Britain’s greatest naval hero will be remembered at Great Yarmouth’s annual Trafalgar Day Service, to be held at Nelson’s monument, in South Denes, on Sunday, October 23.

The service, led by The Rev Jemma Sanders, of Great Yarmouth Minster, is open to all who wish to honour Admiral Horatio Lord Nelson, who was killed by a French sniper at the Battle of Trafalgar, on October 21, 1805.

The event, organised by Great Yarmouth Borough Council, will start at 1pm with a procession from South Beach Parade to the monument.

At 1.15pm, approximately the time Admiral Nelson was shot, the East Norfolk Militia will fire a gun. Rum or orange juice, if preferred, will be distributed to all present to toast Nelson’s immortal memory.

Cllr Malcolm Bird, the mayor of the Great Yarmouth borough, will lay a wreath at the base of the column on behalf of the people of the borough. The service will also include hymns, prayers and readings.

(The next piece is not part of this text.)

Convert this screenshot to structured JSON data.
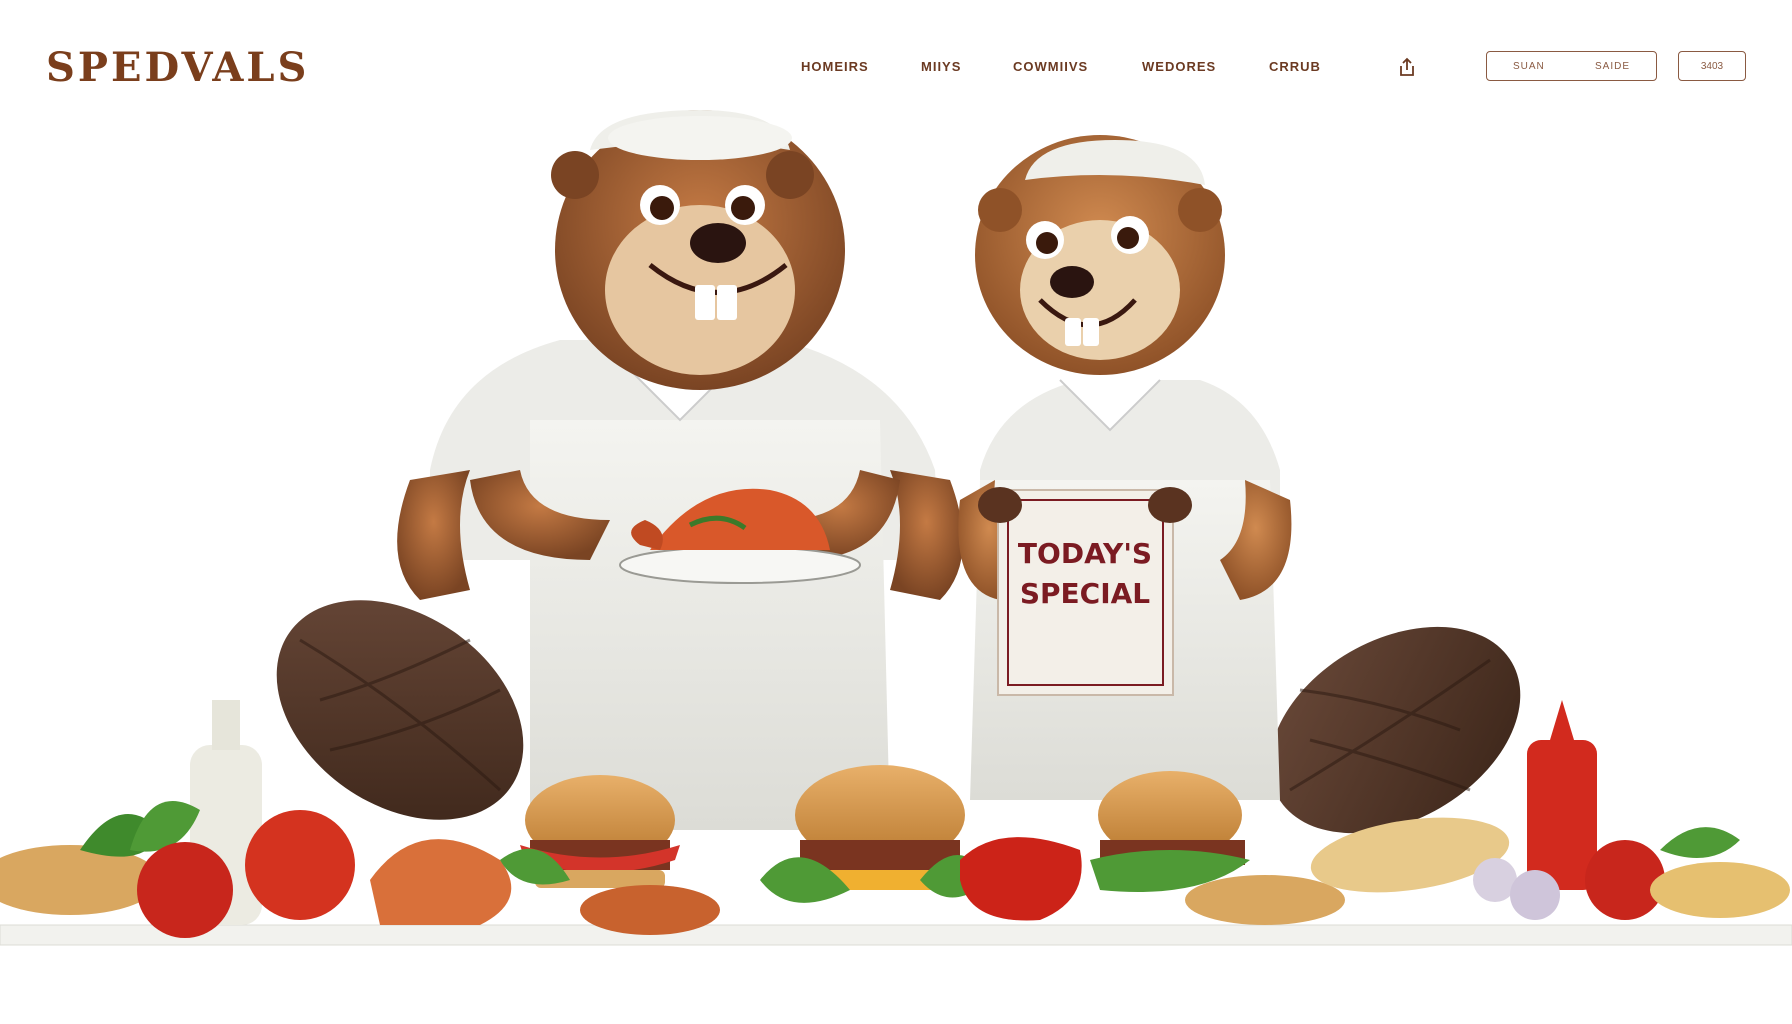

Cllr Bird said: “Admiral Nelson is a national hero and a true son of Norfolk, who is a major figure in both Great Yarmouth’s and Britain’s long naval histories. His death at the moment of his greatest triumph makes his story particularly memorable and poignant.

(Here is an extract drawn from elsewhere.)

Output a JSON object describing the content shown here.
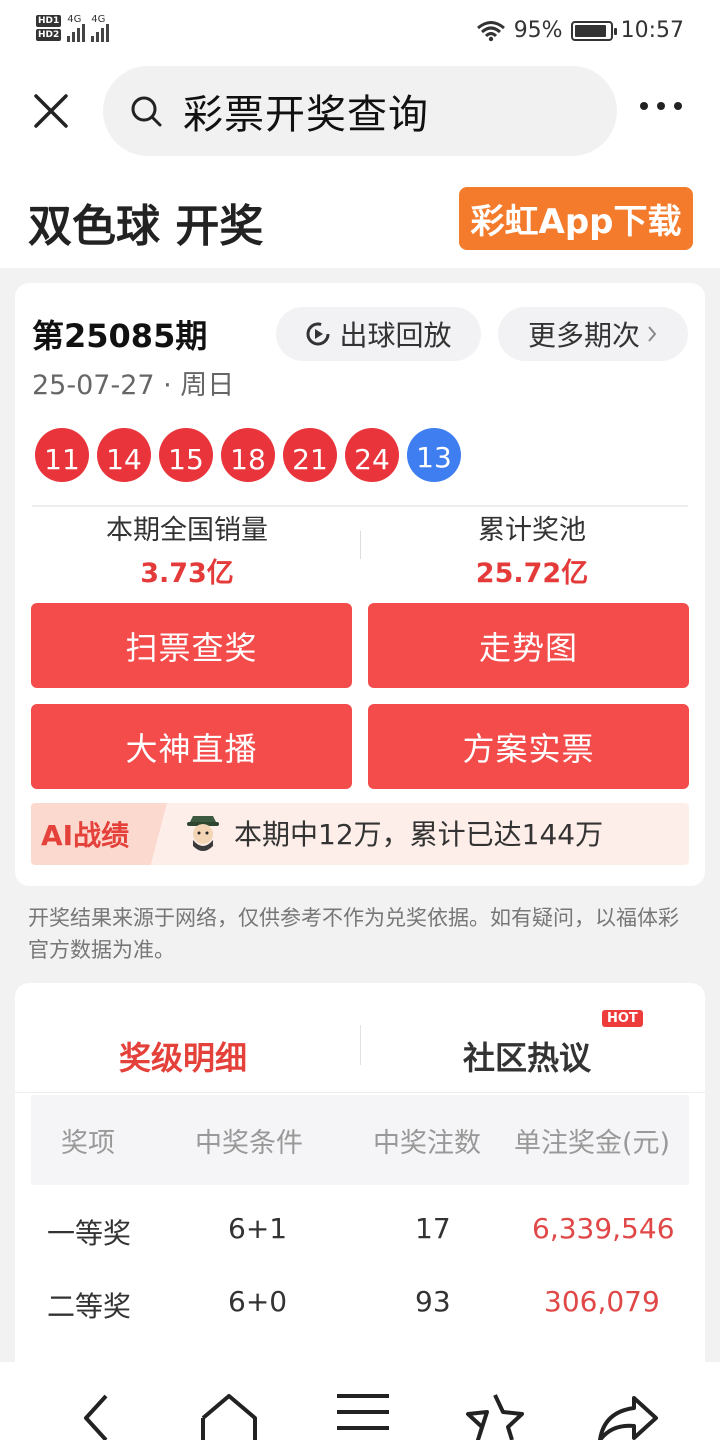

“We hope that many people will again turn up to toast his immortal memory at Great Yarmouth’s landmark Nelson monument. Other groups and individuals are also invited to lay their own wreaths on the day.”

The town was an important naval base throughout the Napoleonic Wars, and Admiral Nelson, who was born at Burnham Thorpe, in north-west Norfolk, in 1758, landed at Great Yarmouth on three occasions prior to his death in 1805.

When he landed at Great Yarmouth after the Battle of the Nile, in 1798, he was given a hero’s welcome and was carried to the Wrestler’s Inn, on Church Plain. There he was presented with the Freedom of the Borough.

The Nelson monument, also known as the Norfolk Naval Pillar, stands at 144ft tall and is only slightly shorter than its counterpart in London.

It was built in 1819 to commemorate Nelson’s death at the Battle of Trafalgar. At the time the South Denes was an empty sand spit and the monument stood right in the centre of it.